She is one of the most famous women’s rights activists in Saudi Arabia and, among other things, has campaigned for the right to drive – with success. Now the 31-year-old has been sentenced to almost six years in prison.
By Carsten Kühntopp, ARD-Studio Cairo
Five years and eight months imprisonment for Loujain al-Hathloul: According to the Saudi media, the court found that the 31-year-old civil rights activist had worked to change the country’s political system and damage national security, among other things.
The court withdrew 34 months probation from the original sentence for al-Hathloul – taking into account the “condition of the accused,” as it was called. Al-Hathloul can therefore expect to be released in February or March.
Allegation of torture
She went on a hunger strike in October. In protest of the poor circumstances under which she and other activists are being held. But she had to end it after two weeks because of the great pressure from her guards.
Her family and human rights organizations accuse the Saudi authorities of torturing al-Hathloul while in custody.
Human rights activist: verdict is “mockery of justice”
Adam Coogle of Human Rights Watch called the verdict “a mockery of justice”. Coogle doesn’t think it’s a coincidence that the verdict was pronounced between Christmas and the turn of the year – a classic holiday season in the West.
“They’re clearly trying to minimize coverage, presumably because they know the verdict is embarrassing. And they should be. It’s no surprise that Saudi Arabia has tried Hathloul on these flimsy charges, all of them with theirs Commitment to human rights, “says Coogle.
Kidnapped, abducted and arrested
In the spring of two years ago, Loujain al-Hathloul was kidnapped in the United Arab Emirates and taken to her home country of Saudi Arabia. She was arrested there in May 2018. A few weeks later, the royal family also allowed women to get a driver’s license. That was exactly what al-Hathloul had been committed to.

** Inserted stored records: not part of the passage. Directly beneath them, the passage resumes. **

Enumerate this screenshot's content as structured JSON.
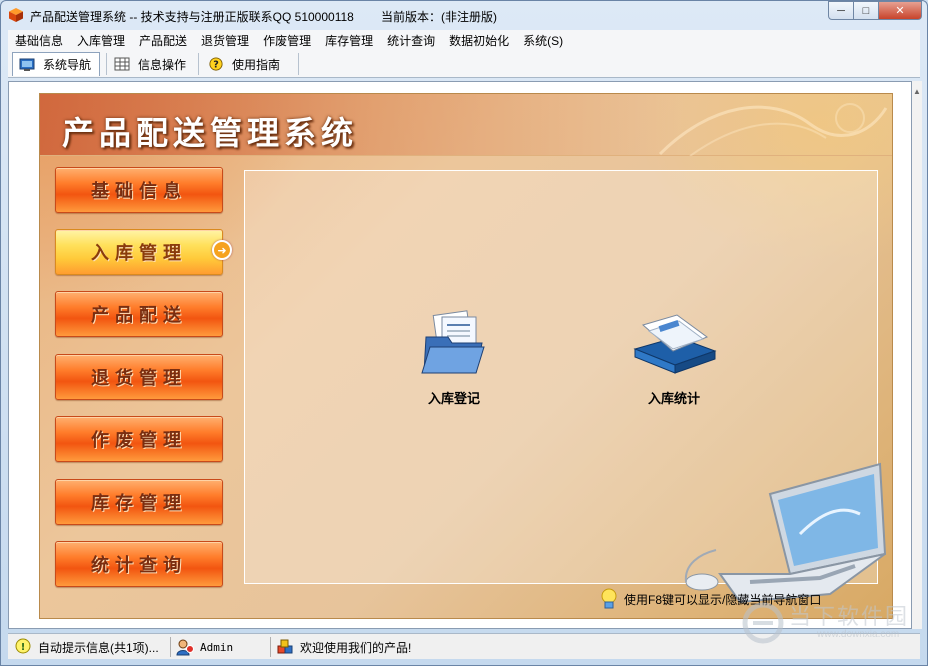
{
  "window": {
    "title": "产品配送管理系统 -- 技术支持与注册正版联系QQ 510000118",
    "version": "当前版本：(非注册版)",
    "minimize": "─",
    "maximize": "□",
    "close": "✕"
  },
  "menu": [
    {
      "label": "基础信息"
    },
    {
      "label": "入库管理"
    },
    {
      "label": "产品配送"
    },
    {
      "label": "退货管理"
    },
    {
      "label": "作废管理"
    },
    {
      "label": "库存管理"
    },
    {
      "label": "统计查询"
    },
    {
      "label": "数据初始化"
    },
    {
      "label": "系统(S)"
    }
  ],
  "tabs": [
    {
      "label": "系统导航",
      "icon": "monitor-icon",
      "active": true
    },
    {
      "label": "信息操作",
      "icon": "grid-icon",
      "active": false
    },
    {
      "label": "使用指南",
      "icon": "help-icon",
      "active": false
    }
  ],
  "panel": {
    "title": "产品配送管理系统",
    "nav": [
      {
        "label": "基础信息"
      },
      {
        "label": "入库管理"
      },
      {
        "label": "产品配送"
      },
      {
        "label": "退货管理"
      },
      {
        "label": "作废管理"
      },
      {
        "label": "库存管理"
      },
      {
        "label": "统计查询"
      }
    ],
    "active_nav_index": 1,
    "functions": [
      {
        "label": "入库登记",
        "icon": "folder-documents-icon"
      },
      {
        "label": "入库统计",
        "icon": "book-icon"
      }
    ],
    "hint": "使用F8键可以显示/隐藏当前导航窗口"
  },
  "status": {
    "tips": "自动提示信息(共1项)...",
    "user": "Admin",
    "welcome": "欢迎使用我们的产品!"
  },
  "watermark": {
    "text": "当下软件园",
    "url": "www.downxia.com"
  },
  "colors": {
    "nav_button": "#ff7c2a",
    "nav_button_active": "#ffe05a",
    "panel_background": "#ecc69b"
  }
}
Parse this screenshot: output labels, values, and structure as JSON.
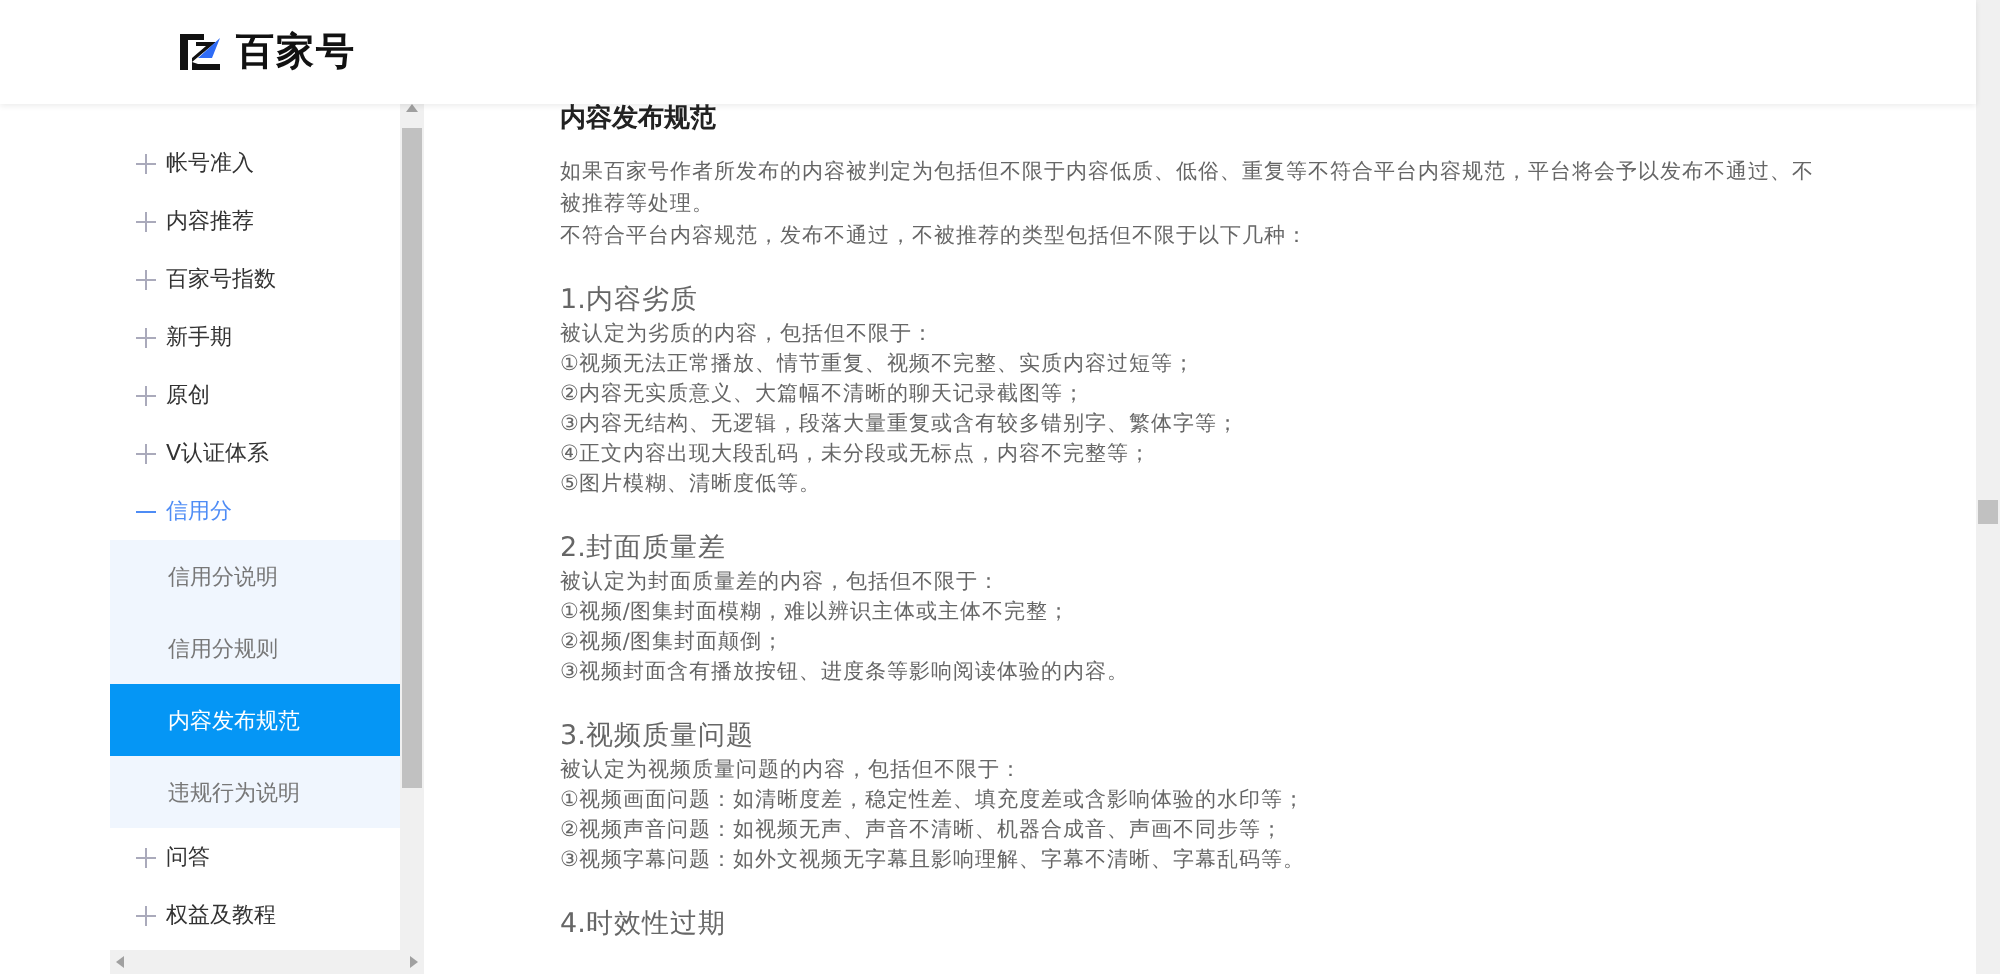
{
  "header": {
    "logo_text": "百家号"
  },
  "sidebar": {
    "items": [
      {
        "label": "帐号准入",
        "expanded": false
      },
      {
        "label": "内容推荐",
        "expanded": false
      },
      {
        "label": "百家号指数",
        "expanded": false
      },
      {
        "label": "新手期",
        "expanded": false
      },
      {
        "label": "原创",
        "expanded": false
      },
      {
        "label": "V认证体系",
        "expanded": false
      },
      {
        "label": "信用分",
        "expanded": true,
        "children": [
          {
            "label": "信用分说明",
            "selected": false
          },
          {
            "label": "信用分规则",
            "selected": false
          },
          {
            "label": "内容发布规范",
            "selected": true
          },
          {
            "label": "违规行为说明",
            "selected": false
          }
        ]
      },
      {
        "label": "问答",
        "expanded": false
      },
      {
        "label": "权益及教程",
        "expanded": false
      }
    ]
  },
  "article": {
    "title": "内容发布规范",
    "intro": [
      "如果百家号作者所发布的内容被判定为包括但不限于内容低质、低俗、重复等不符合平台内容规范，平台将会予以发布不通过、不被推荐等处理。",
      "不符合平台内容规范，发布不通过，不被推荐的类型包括但不限于以下几种："
    ],
    "sections": [
      {
        "heading": "1.内容劣质",
        "lines": [
          "被认定为劣质的内容，包括但不限于：",
          "①视频无法正常播放、情节重复、视频不完整、实质内容过短等；",
          "②内容无实质意义、大篇幅不清晰的聊天记录截图等；",
          "③内容无结构、无逻辑，段落大量重复或含有较多错别字、繁体字等；",
          "④正文内容出现大段乱码，未分段或无标点，内容不完整等；",
          "⑤图片模糊、清晰度低等。"
        ]
      },
      {
        "heading": "2.封面质量差",
        "lines": [
          "被认定为封面质量差的内容，包括但不限于：",
          "①视频/图集封面模糊，难以辨识主体或主体不完整；",
          "②视频/图集封面颠倒；",
          "③视频封面含有播放按钮、进度条等影响阅读体验的内容。"
        ]
      },
      {
        "heading": "3.视频质量问题",
        "lines": [
          "被认定为视频质量问题的内容，包括但不限于：",
          "①视频画面问题：如清晰度差，稳定性差、填充度差或含影响体验的水印等；",
          "②视频声音问题：如视频无声、声音不清晰、机器合成音、声画不同步等；",
          "③视频字幕问题：如外文视频无字幕且影响理解、字幕不清晰、字幕乱码等。"
        ]
      },
      {
        "heading": "4.时效性过期"
      }
    ]
  }
}
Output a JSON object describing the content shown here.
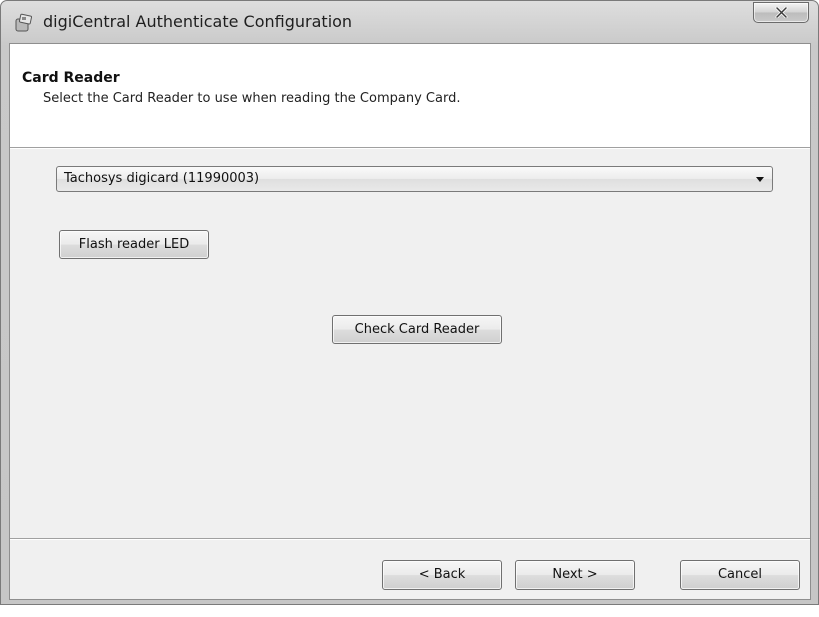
{
  "window": {
    "title": "digiCentral Authenticate Configuration",
    "icon": "card-reader-app-icon",
    "close_icon": "close-x-icon"
  },
  "header": {
    "title": "Card Reader",
    "subtitle": "Select the Card Reader to use when reading the Company Card."
  },
  "reader_select": {
    "selected": "Tachosys digicard (11990003)"
  },
  "buttons": {
    "flash": "Flash reader LED",
    "check": "Check Card Reader",
    "back": "< Back",
    "next": "Next >",
    "cancel": "Cancel"
  }
}
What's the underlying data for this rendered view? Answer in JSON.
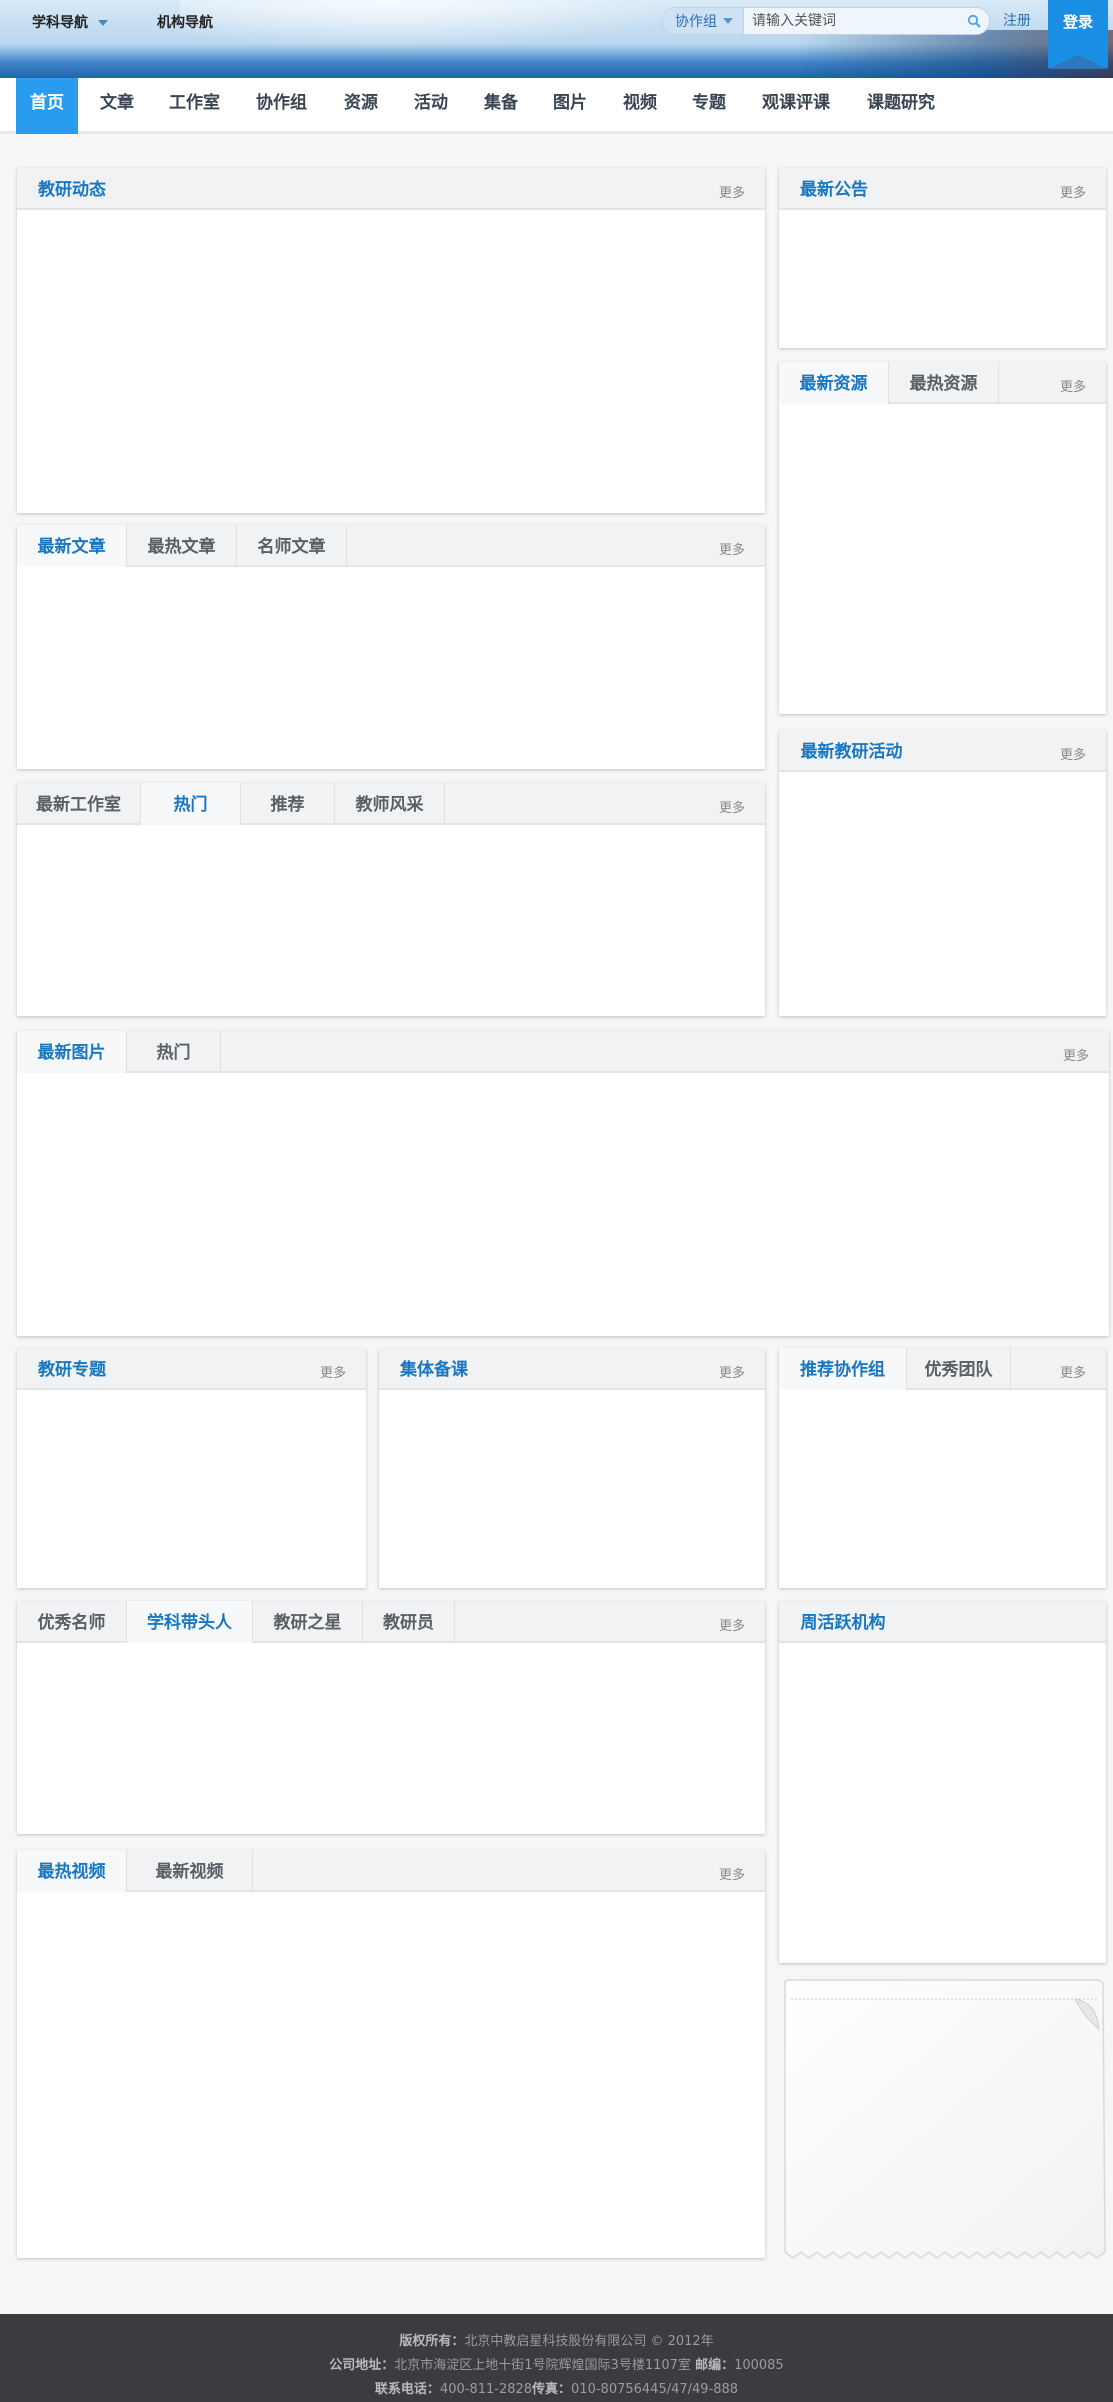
{
  "topbar": {
    "subject_nav": "学科导航",
    "org_nav": "机构导航",
    "search_category": "协作组",
    "search_placeholder": "请输入关键词",
    "register": "注册",
    "login": "登录"
  },
  "nav": {
    "items": [
      "首页",
      "文章",
      "工作室",
      "协作组",
      "资源",
      "活动",
      "集备",
      "图片",
      "视频",
      "专题",
      "观课评课",
      "课题研究"
    ],
    "active_index": 0
  },
  "more_label": "更多",
  "panels": {
    "research_news": {
      "tabs": [
        "教研动态"
      ]
    },
    "notices": {
      "tabs": [
        "最新公告"
      ]
    },
    "resources": {
      "tabs": [
        "最新资源",
        "最热资源"
      ]
    },
    "articles": {
      "tabs": [
        "最新文章",
        "最热文章",
        "名师文章"
      ]
    },
    "research_activities": {
      "tabs": [
        "最新教研活动"
      ]
    },
    "studios": {
      "tabs": [
        "最新工作室",
        "热门",
        "推荐",
        "教师风采"
      ]
    },
    "pictures": {
      "tabs": [
        "最新图片",
        "热门"
      ]
    },
    "topics": {
      "tabs": [
        "教研专题"
      ]
    },
    "group_prep": {
      "tabs": [
        "集体备课"
      ]
    },
    "groups": {
      "tabs": [
        "推荐协作组",
        "优秀团队"
      ]
    },
    "teachers": {
      "tabs": [
        "优秀名师",
        "学科带头人",
        "教研之星",
        "教研员"
      ]
    },
    "active_orgs": {
      "tabs": [
        "周活跃机构"
      ]
    },
    "videos": {
      "tabs": [
        "最热视频",
        "最新视频"
      ]
    }
  },
  "footer": {
    "copyright_label": "版权所有：",
    "copyright_value": "北京中教启星科技股份有限公司 © 2012年",
    "address_label": "公司地址：",
    "address_value": "北京市海淀区上地十街1号院辉煌国际3号楼1107室",
    "postcode_label": "邮编：",
    "postcode_value": "100085",
    "phone_label": "联系电话：",
    "phone_value": "400-811-2828",
    "fax_label": "传真：",
    "fax_value": "010-80756445/47/49-888"
  },
  "colors": {
    "accent": "#2a9cf0",
    "tab_active": "#1777c3",
    "login_bg": "#1a8fe3",
    "footer_bg": "#3b3c40"
  }
}
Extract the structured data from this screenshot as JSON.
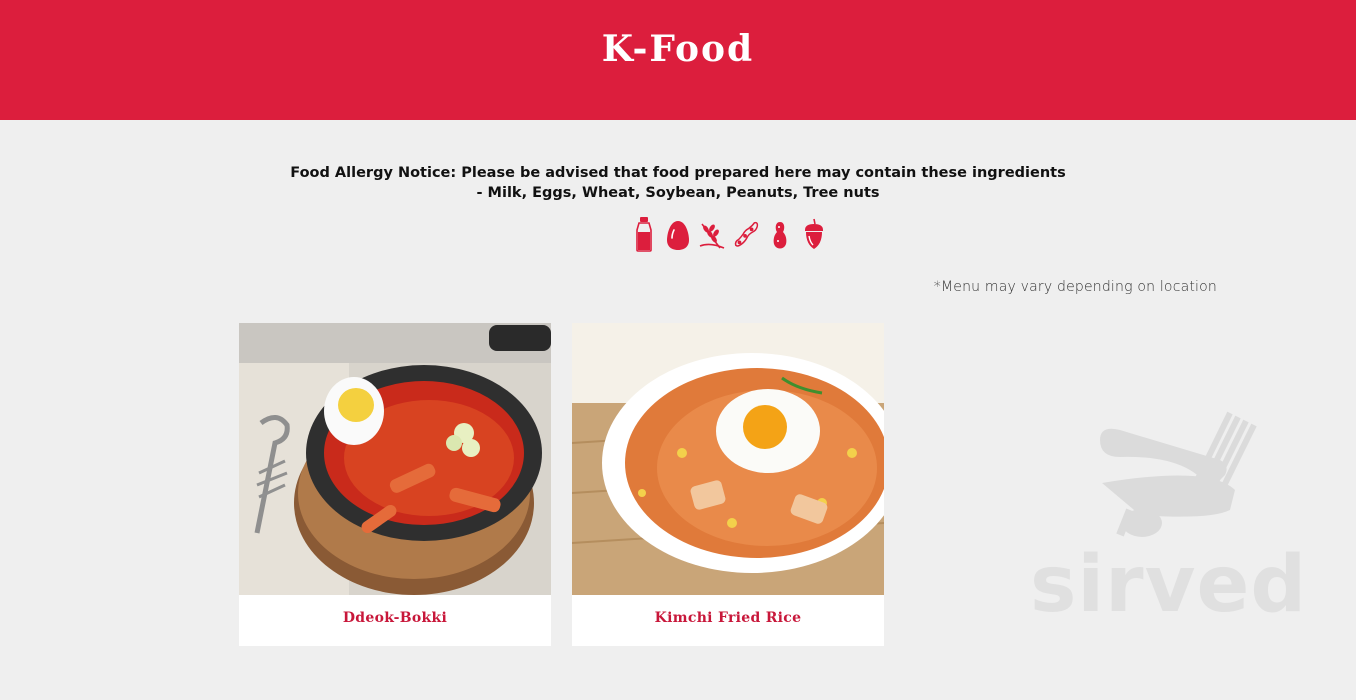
{
  "header": {
    "title": "K-Food"
  },
  "notice": {
    "line1": "Food Allergy Notice: Please be advised that food prepared here may contain these ingredients",
    "line2": "- Milk, Eggs, Wheat, Soybean, Peanuts, Tree nuts"
  },
  "allergen_icons": [
    "milk-icon",
    "egg-icon",
    "wheat-icon",
    "soybean-icon",
    "peanut-icon",
    "tree-nut-icon"
  ],
  "menu_note": "*Menu may vary depending on location",
  "menu_items": [
    {
      "name": "Ddeok-Bokki",
      "image": "ddeok-bokki-photo"
    },
    {
      "name": "Kimchi Fried Rice",
      "image": "kimchi-fried-rice-photo"
    }
  ],
  "watermark": {
    "text": "sirved"
  },
  "colors": {
    "brand_red": "#dc1e3d",
    "title_red": "#c8173a",
    "background": "#efefef"
  }
}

It also ensures that women no longer have to have a male guardian.
In 2014, al-Hathloul was jailed for the first time for her activism, for 73 days. She later said this term helped shape her advocacy for women’s rights. “The government has promised freedom of expression – that we can express ourselves freely without going to jail. But in reality there is no freedom of expression. We are still jailed for making perfectly normal and reasonable expressions.”
A clear sign of Saudi Arabia
Not only human rights activists and celebrities, but also the Foreign Affairs Committee of the powerful US Senate had called for the “immediate and unconditional release” of Loujain al-Hathloul in recent years. But the verdict against the activist should be a sign both internally and externally: When it comes to human rights, the Saudi leadership does not give in.
The designated US President Joe Biden has already announced a sharper approach to Riyadh. Because of the poor human rights situation in Saudi Arabia, the country is a pariah, said Biden.